Я, кажется, не упоминала, а зря, что муж мой в возрасте двенадцати лет решил посвятить себя Предвечному и в качестве первого шага поступил в асайскую школу, что находилась в двенадцати стадиях от его дома. Асаи, невзирая на всю их замкнутость и небрежение нравами внешнего мира, в школы свои посторонних детей принимали охотно; да и то сказать: с их отношением к плотской любви они вымерли бы за два поколения. Обучение было бесплатным, а вернее сказать, плата принималась самими учениками, которые исполняли множество мелких и грязных работ в общине. Иоханан провел в этой школе год, вернулся разочарованным и злым и потом говорил, что единственное полезное приобретение, ради которого он потратил год у асаев, — это отношение к воде.

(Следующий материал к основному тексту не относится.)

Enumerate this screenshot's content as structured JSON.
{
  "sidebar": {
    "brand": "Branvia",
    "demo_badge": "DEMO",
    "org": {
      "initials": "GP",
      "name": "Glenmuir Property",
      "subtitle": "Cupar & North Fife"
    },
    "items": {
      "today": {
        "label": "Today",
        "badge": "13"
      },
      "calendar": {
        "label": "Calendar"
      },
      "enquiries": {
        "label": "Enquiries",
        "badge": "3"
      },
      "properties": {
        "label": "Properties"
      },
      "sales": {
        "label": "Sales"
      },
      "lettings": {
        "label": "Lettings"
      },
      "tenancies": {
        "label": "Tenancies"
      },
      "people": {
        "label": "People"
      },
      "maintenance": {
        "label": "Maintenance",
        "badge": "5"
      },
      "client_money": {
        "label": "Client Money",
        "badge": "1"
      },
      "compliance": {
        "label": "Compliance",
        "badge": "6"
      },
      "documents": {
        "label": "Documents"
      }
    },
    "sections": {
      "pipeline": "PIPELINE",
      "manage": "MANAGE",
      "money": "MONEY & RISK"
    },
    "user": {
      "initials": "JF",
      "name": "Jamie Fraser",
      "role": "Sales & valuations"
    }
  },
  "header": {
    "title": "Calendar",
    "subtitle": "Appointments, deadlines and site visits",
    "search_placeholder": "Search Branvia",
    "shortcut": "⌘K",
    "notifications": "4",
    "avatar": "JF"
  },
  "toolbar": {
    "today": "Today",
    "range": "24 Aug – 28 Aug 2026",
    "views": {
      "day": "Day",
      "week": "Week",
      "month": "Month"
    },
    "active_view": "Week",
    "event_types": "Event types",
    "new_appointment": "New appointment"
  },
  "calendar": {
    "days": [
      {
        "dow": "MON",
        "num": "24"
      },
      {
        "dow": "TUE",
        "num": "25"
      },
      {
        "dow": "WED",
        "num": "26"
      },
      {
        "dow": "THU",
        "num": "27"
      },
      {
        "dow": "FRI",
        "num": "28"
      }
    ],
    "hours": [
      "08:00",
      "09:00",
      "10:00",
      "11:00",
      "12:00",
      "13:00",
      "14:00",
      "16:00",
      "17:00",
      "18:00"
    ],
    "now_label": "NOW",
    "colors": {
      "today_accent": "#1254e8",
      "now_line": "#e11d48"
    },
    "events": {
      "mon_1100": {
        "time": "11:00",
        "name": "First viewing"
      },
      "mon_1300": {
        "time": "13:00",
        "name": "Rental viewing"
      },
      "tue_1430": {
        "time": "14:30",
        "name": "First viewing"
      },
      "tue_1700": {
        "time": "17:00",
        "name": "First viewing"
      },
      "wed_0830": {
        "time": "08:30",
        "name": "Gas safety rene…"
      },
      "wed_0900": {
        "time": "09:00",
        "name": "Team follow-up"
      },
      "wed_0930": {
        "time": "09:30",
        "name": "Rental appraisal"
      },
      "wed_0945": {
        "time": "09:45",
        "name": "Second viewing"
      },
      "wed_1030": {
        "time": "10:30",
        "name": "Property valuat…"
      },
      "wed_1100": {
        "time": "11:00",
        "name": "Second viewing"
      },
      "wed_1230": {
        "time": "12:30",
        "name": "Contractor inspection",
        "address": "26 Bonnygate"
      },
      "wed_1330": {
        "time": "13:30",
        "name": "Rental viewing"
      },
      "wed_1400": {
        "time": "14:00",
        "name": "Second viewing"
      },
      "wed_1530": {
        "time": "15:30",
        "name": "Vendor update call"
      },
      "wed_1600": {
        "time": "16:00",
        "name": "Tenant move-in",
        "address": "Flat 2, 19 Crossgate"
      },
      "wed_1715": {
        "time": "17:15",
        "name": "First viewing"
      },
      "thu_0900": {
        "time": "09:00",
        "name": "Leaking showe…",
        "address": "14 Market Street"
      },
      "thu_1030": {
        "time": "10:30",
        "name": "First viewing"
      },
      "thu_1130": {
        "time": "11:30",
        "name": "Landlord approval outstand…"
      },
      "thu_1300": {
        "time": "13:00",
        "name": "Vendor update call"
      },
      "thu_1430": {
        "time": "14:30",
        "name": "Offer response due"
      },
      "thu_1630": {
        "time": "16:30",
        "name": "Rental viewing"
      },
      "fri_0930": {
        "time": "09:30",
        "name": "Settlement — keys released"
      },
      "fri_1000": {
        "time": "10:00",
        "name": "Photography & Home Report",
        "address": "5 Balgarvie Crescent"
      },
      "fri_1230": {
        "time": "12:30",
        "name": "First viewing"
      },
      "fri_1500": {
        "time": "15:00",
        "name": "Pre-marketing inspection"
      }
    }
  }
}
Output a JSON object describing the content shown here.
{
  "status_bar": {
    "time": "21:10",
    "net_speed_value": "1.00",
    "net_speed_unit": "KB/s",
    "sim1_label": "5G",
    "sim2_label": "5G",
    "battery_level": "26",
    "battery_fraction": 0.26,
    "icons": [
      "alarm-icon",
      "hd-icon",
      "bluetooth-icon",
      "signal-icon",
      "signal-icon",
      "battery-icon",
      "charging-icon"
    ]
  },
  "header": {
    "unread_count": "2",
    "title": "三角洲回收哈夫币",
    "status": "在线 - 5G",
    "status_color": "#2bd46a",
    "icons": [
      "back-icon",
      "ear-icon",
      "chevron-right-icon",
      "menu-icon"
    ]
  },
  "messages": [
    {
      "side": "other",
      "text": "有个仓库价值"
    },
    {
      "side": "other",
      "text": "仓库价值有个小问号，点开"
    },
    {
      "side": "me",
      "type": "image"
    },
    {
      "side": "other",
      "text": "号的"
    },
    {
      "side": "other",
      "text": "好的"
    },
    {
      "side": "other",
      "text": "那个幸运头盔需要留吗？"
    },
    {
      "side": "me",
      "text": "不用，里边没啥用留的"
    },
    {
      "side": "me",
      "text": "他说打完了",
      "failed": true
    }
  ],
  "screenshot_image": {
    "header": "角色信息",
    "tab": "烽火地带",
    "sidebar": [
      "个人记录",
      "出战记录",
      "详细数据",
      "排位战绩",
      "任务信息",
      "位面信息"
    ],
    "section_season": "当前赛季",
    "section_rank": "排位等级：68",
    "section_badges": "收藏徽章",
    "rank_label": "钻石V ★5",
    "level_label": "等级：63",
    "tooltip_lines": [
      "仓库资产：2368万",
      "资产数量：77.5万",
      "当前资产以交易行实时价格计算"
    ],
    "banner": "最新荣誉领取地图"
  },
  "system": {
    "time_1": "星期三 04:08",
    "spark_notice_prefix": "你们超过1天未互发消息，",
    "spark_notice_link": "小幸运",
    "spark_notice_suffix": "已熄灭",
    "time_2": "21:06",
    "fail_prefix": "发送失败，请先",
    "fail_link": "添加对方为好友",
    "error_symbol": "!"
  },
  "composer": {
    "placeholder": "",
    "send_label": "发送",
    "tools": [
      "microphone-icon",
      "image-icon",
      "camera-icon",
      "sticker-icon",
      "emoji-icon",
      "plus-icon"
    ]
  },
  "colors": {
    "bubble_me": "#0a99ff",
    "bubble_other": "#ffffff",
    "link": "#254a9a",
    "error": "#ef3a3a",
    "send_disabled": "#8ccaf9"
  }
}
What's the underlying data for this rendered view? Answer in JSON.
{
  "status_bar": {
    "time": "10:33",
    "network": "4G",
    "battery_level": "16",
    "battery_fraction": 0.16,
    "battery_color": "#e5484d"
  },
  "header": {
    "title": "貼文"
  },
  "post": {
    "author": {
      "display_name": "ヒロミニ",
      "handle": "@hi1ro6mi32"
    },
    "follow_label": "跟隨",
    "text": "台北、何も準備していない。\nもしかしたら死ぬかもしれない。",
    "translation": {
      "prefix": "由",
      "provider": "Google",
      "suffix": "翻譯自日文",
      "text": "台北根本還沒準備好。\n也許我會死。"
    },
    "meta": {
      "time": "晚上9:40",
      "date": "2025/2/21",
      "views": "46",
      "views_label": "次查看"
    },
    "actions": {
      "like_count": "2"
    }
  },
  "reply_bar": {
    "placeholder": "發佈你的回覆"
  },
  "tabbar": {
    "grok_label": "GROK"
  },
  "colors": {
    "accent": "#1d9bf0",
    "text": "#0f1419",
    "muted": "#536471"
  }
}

Так что, когда со дня той чудесной грозы все собравшиеся требовали, чтобы их хотя бы окропили водой, муж мой это охотно делал — охотно и иногда даже свирепо, потому что его не слушали, а лишь желали прикоснуться и быть окроплену, поэтому случалось — особенно когда мы перешли в Перею и двигались вниз по Иордану, — что он хватал особо рьяных требовате-лей за волосы и макал их в воду с головой, очищая от скверны, но они из-за этого лишь заходились в еще более буйном восторге… Безумие, начинается безумие, говорил мне Иоханан, когда мы оставались одни — это случалось редко, все время вокруг были люди, и все они говорили, говорили, кричали, требовали, хохотали, бились в корчах, — что же так медлит брат?..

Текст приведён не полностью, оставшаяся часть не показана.